Наконец, если чаша из собрания Святого Марка отражает частный аспект рассматривания, то подобный же аспект, но в его публичной форме можно обнаружить в так называемых гирьках для весов эпохи Ранней Византии. Их украшали изображениями императриц, богинь и мужских фигур ([Ibid.], рис. 1.8) и использовали на рынках. Такие гирьки служили гарантией честной торговли, а также маркером метрической системы, использовавшейся в империи. Не суть важно, считались ли они атрибутом «язычества»: главное, что они представляли собой миниатюрные версии некоторых статуй, установленных в Константинополе в публичном или частном пространстве (рис. 1.9). Этот феномен свидетельствует, что с помощью определенных способов византийцы могли трансформировать объекты монументального искусства в более миниатюрную, но ничуть не менее важную форму, которую можно было наблюдать на всех рыночных площадях столицы [McClanan 2002; McClanan 2006: 115–124].
Неудивительно, что до последнего времени изучением византийских статуй в основном занимались археологи, старавшиеся восстановить историю античных шедевров, и историки, стремившиеся понять отношение византийцев к Античности. Второй аспект выглядит особенно интересным, потому что во многом перекликается с задачами историков искусства. В XX веке самый ранний пример систематического подхода к статуям Константинополя мы находим в статье Р. М. Докинса. В этом исследовании, опубликованном в журнале Folklore, он пишет о реакции зрителей на языческие статуи, зафиксированной в текстовых источниках [Dawkins 1924:209–248]. Иллюстраций к статье нет. Отчасти этот проект вырос из личного интереса автора к современному греческому фольклору, что объясняет его желание говорить о повседневном опыте «простонародья» в противовес эрудированным элитам. Докинс говорит о неграмотном, необразованном горожанине, который каждый день проходил мимо этих античных монументов, рассматривал их и взаимодействовал с ними [Mackridge 2000: 185–195].

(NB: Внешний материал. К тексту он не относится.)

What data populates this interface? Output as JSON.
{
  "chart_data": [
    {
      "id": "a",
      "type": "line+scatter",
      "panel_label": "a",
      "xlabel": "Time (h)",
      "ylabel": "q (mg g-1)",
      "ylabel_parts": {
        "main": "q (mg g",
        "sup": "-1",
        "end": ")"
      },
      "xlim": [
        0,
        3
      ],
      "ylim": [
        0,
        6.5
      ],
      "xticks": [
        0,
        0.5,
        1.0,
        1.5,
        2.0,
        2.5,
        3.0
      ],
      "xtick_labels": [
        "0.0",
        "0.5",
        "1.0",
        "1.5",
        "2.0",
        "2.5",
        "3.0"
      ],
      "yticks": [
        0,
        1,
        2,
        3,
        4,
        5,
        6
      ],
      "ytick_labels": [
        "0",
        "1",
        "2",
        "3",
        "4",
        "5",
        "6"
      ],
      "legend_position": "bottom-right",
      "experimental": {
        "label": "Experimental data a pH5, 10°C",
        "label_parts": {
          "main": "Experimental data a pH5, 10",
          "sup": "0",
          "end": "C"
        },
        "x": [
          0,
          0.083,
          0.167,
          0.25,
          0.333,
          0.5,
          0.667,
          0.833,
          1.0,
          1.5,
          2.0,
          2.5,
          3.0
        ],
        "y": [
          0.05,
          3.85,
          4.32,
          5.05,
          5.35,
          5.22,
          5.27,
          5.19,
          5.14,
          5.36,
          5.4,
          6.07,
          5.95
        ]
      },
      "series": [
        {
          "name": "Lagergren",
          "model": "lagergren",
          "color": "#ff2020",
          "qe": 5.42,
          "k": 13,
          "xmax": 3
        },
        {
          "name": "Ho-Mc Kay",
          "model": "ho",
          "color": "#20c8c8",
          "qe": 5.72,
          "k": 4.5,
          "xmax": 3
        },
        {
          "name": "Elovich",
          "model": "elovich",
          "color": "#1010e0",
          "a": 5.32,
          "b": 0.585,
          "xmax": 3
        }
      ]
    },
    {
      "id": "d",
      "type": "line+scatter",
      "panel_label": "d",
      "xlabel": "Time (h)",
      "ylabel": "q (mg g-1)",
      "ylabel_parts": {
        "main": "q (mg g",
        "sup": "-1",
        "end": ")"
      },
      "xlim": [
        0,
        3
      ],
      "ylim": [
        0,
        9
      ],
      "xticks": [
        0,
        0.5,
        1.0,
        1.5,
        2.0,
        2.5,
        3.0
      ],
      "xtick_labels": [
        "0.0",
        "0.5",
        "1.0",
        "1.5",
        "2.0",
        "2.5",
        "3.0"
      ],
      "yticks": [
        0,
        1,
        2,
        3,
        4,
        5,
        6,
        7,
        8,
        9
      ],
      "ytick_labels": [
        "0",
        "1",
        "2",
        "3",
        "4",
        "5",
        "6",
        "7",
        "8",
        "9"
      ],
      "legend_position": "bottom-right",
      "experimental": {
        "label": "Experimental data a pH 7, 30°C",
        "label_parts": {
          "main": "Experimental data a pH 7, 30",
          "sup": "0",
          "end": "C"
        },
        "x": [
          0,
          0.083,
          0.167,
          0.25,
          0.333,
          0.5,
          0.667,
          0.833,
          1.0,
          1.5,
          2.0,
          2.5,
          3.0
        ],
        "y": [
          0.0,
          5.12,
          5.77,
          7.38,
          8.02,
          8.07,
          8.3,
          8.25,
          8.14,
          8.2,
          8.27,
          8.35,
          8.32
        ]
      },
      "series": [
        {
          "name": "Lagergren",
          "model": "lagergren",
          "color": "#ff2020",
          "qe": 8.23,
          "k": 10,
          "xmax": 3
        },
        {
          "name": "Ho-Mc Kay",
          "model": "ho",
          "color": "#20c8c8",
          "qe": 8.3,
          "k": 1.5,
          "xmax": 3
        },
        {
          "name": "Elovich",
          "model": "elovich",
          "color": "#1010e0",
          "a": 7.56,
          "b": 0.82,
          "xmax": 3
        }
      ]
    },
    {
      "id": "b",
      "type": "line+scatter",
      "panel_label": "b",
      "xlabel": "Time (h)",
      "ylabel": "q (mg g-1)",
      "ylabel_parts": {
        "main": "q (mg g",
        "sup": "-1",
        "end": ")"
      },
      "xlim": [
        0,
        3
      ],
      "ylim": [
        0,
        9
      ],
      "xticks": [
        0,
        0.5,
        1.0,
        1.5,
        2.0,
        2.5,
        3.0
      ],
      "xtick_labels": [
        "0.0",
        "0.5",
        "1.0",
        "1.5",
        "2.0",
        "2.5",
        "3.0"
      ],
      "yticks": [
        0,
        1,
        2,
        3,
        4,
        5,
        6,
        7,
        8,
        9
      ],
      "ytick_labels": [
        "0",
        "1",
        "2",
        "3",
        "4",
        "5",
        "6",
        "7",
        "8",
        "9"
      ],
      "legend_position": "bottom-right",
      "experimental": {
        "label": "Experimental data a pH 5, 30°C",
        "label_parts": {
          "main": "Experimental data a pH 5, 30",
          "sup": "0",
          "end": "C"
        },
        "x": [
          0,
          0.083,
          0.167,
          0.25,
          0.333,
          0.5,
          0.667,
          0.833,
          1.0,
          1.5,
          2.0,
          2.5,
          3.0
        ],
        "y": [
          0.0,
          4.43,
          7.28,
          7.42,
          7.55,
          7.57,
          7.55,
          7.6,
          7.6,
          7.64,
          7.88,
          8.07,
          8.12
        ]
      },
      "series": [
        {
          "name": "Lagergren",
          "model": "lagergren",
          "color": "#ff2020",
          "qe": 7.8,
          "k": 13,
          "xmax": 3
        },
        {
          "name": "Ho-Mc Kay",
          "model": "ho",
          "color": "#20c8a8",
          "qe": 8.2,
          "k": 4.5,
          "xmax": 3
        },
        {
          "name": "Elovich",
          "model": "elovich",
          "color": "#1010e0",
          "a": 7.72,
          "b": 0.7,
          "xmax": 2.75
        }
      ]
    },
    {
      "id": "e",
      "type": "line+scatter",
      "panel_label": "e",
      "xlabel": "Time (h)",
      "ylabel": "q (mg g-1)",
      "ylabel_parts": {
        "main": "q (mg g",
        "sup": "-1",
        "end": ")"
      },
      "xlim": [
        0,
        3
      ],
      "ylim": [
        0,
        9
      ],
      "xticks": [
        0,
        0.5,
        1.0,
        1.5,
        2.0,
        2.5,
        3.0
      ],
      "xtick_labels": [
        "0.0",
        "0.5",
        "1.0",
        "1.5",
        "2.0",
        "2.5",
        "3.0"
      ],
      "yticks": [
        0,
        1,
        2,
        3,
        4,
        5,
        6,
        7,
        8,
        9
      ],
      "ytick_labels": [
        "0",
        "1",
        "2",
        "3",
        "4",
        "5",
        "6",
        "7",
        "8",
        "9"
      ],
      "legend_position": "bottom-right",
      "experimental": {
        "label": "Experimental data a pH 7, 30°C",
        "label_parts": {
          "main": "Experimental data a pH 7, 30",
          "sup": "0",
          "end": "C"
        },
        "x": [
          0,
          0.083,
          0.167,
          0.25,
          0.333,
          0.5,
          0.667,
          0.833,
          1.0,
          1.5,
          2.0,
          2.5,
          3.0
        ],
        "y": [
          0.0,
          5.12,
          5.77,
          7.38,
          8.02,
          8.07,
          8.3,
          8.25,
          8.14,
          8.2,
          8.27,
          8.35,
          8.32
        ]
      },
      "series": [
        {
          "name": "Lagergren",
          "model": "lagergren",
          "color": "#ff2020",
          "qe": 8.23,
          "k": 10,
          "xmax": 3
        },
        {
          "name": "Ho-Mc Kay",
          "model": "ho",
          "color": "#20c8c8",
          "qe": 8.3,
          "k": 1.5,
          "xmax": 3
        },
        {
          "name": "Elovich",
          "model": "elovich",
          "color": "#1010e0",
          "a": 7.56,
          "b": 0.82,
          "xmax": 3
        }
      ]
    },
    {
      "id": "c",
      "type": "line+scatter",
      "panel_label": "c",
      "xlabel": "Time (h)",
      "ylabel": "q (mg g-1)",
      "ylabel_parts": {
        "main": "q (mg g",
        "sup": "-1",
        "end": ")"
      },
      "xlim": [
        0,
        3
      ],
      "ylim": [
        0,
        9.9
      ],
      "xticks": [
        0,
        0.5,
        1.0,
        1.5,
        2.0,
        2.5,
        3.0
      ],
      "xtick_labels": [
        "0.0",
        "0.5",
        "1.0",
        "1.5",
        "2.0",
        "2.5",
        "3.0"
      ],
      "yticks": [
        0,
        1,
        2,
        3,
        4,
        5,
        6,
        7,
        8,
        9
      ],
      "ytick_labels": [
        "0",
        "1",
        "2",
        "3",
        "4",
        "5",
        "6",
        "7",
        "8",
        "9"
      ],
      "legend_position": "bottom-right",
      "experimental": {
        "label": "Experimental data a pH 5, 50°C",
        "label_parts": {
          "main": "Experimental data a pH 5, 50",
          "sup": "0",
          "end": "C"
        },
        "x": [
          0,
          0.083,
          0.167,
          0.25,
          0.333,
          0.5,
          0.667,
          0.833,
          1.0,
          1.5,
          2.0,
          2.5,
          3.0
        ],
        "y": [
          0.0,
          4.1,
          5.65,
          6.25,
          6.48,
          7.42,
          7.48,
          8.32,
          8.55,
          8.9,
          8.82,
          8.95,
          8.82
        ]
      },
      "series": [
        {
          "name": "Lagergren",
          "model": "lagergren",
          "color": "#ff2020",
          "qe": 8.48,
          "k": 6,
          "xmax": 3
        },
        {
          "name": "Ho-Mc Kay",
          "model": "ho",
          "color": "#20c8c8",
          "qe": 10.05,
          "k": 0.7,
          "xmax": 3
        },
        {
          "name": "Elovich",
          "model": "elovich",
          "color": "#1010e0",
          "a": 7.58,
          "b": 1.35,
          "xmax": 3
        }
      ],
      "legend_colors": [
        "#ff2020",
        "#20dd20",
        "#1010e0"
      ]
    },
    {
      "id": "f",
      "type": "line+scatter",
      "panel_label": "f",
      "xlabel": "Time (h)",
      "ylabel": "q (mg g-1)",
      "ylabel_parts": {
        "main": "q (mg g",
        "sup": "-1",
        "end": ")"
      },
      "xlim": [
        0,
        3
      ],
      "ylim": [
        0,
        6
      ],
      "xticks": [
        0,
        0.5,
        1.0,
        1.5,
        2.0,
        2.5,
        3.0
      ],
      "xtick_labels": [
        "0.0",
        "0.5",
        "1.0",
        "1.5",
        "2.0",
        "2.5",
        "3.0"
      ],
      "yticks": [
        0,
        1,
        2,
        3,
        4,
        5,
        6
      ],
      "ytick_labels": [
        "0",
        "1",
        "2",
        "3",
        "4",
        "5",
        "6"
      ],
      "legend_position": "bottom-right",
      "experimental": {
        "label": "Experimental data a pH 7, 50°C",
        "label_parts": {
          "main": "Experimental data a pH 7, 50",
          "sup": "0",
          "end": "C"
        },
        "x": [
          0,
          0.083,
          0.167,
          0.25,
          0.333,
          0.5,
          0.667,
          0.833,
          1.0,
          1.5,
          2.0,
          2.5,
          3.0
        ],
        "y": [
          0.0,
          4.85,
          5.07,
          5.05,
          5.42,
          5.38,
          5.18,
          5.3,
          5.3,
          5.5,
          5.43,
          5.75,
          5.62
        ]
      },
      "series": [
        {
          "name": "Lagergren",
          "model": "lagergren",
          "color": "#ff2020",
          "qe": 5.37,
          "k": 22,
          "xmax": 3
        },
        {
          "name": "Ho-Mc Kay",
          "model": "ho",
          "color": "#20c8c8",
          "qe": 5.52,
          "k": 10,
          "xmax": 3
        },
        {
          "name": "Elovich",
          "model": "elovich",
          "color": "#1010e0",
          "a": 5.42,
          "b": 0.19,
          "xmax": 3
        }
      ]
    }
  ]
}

Примерно сорок лет спустя Сирил Манго в своей «Antique Statuary and the Byzantine Beholder» попытался понять, какое впечатление производили языческие статуи: «Как он смотрел на эти статуи? Может быть, восхищался и вдохновлялся для создания собственных произведений? Или наоборот был потрясен, или попросту ничего не чувствовал? Мы задаем эти вопросы, чтобы понять отношение византийца к Античности» [Mango 1963: 53, 55]. Манго, как и Докинс, утверждает, что даже горожане, не имевшие представления о древних классиках, «могли смотреть на эти статуи – и смотрели» [Ibid.]. И хотя он заходит еще дальше, пытаясь проследить следы классической скульптуры в образчиках византийского искусства, цели обоих ученых выглядят крайне похожими и поразительно современными. Прежде всего их интересует главный вопрос, которым задаются историки искусства, – вопрос о восприятии образов.

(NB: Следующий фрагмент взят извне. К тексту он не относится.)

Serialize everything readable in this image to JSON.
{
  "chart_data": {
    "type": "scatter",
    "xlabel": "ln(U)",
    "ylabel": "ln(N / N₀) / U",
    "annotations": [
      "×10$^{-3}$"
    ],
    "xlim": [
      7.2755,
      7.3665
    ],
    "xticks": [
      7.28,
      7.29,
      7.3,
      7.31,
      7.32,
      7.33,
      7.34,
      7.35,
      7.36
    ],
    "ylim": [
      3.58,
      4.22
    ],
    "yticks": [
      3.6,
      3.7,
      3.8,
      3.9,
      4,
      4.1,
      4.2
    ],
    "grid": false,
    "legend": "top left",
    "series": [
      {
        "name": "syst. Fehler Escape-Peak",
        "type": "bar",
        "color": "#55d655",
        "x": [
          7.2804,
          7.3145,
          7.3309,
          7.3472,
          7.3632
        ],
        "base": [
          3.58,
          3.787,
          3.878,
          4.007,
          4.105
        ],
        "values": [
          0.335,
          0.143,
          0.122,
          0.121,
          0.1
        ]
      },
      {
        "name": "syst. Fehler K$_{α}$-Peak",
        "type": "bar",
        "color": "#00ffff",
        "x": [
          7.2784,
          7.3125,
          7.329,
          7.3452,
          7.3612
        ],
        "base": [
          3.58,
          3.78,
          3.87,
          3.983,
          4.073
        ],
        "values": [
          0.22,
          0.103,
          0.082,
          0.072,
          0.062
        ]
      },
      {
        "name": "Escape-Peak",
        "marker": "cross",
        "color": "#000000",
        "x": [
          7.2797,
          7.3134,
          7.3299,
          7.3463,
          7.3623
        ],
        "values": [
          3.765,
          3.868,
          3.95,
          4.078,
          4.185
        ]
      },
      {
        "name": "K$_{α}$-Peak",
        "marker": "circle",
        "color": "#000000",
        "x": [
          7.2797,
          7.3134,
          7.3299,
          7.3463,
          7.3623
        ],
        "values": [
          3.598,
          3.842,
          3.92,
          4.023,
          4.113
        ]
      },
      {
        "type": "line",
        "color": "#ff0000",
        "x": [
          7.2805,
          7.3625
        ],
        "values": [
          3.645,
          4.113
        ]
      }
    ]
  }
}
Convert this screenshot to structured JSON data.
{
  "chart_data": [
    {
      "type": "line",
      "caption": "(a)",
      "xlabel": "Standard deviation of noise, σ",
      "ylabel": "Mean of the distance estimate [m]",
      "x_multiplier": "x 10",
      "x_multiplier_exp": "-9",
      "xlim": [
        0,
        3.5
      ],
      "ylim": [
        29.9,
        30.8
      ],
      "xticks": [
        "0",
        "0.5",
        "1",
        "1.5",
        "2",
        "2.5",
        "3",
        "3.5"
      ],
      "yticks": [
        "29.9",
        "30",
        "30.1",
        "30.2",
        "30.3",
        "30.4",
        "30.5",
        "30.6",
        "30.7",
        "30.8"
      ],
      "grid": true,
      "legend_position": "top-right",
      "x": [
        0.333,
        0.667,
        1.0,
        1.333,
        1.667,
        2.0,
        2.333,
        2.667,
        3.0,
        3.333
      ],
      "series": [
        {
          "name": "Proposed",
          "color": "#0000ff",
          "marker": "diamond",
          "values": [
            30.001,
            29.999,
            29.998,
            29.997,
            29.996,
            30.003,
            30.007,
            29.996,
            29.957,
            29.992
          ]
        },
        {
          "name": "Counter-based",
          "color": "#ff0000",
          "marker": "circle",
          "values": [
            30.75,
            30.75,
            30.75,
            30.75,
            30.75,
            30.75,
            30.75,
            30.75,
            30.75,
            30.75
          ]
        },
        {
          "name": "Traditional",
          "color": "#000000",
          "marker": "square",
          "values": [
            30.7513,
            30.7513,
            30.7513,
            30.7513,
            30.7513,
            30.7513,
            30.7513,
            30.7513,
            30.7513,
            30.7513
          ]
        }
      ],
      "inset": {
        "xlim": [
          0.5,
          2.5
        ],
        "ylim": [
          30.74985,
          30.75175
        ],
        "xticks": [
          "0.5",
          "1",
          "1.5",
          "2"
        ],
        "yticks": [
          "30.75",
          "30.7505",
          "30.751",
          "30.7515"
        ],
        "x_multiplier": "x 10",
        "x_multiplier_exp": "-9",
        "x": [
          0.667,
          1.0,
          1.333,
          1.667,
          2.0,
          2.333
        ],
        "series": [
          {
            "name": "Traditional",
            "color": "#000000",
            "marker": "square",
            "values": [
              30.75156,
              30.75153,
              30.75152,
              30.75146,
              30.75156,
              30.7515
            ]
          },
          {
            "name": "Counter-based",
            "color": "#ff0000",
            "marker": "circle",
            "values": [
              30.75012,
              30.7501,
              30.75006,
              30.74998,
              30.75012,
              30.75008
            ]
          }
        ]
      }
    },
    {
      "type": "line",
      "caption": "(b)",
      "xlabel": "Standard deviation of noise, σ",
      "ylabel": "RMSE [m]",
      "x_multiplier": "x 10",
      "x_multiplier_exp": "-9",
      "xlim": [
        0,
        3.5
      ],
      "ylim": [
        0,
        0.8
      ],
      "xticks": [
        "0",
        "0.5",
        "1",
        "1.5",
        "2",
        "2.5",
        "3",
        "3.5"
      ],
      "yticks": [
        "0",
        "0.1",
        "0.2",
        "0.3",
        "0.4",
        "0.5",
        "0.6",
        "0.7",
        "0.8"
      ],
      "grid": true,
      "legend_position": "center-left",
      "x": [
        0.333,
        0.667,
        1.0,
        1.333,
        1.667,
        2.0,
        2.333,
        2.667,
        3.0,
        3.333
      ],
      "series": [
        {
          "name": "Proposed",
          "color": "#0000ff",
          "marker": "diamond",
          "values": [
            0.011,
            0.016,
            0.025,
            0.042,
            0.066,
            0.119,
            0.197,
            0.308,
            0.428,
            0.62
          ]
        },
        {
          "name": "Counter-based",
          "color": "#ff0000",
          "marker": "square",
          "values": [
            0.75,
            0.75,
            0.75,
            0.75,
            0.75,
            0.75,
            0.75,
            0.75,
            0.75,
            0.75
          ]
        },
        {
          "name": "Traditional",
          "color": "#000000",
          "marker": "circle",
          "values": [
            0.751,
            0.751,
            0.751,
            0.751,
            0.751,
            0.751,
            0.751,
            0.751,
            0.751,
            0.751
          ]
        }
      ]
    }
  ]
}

Третий ученый, о котором пойдет речь в данном контексте, – это французский историк Жильбер Дагрон. Его книга «Воображаемый Константинополь» («Constantinople Imaginaire») посвящена не статуям как таковым, но крупнейшим литературным источникам, упоминающим статуи, – то есть патриографиям [Dagron 1984]. Дагрон настаивает, что эти тексты – рваные, плохо написанные и зачастую откровенно неточные – тем не менее имеют ценность, поскольку в них проявляется связь между воспоминанием и местом, между прожитой историей и историей, о которой человек узнает из книг (либо каким-то другим образом, поскольку авторы патриографий зачастую выглядят не особенно начитанными). В этом состоит его крупнейший вклад в науку. Признавая важность таких интерпретаций, Дагрон снова выводит на передний план точку зрения простого горожанина, о котором так часто забывают исследователи. Хотя в работе Дагрона не прослеживается такой явной (и иногда незапланированной) связи с историей искусства, которая видна у Докинса и Манго, в предисловии он четко формулирует определенные темы, о которых в последнее время задумываются исследователи: связи между существовавшим/существующим и тем, что можно прочесть, увидеть и сказать. Результат каждого из этих действий – чтения, рассматривания и говорения – может быть противоречив, даже если объект один и тот же[35]35
Историки искусства приходят к аналогичному выводу. См. [Nelson 2000: 143–168; Muth, Neer, Rouveret, Webb 2012]. В главе 4 я привожу обширный список литературы по экфрасису в классическую и византийскую эру.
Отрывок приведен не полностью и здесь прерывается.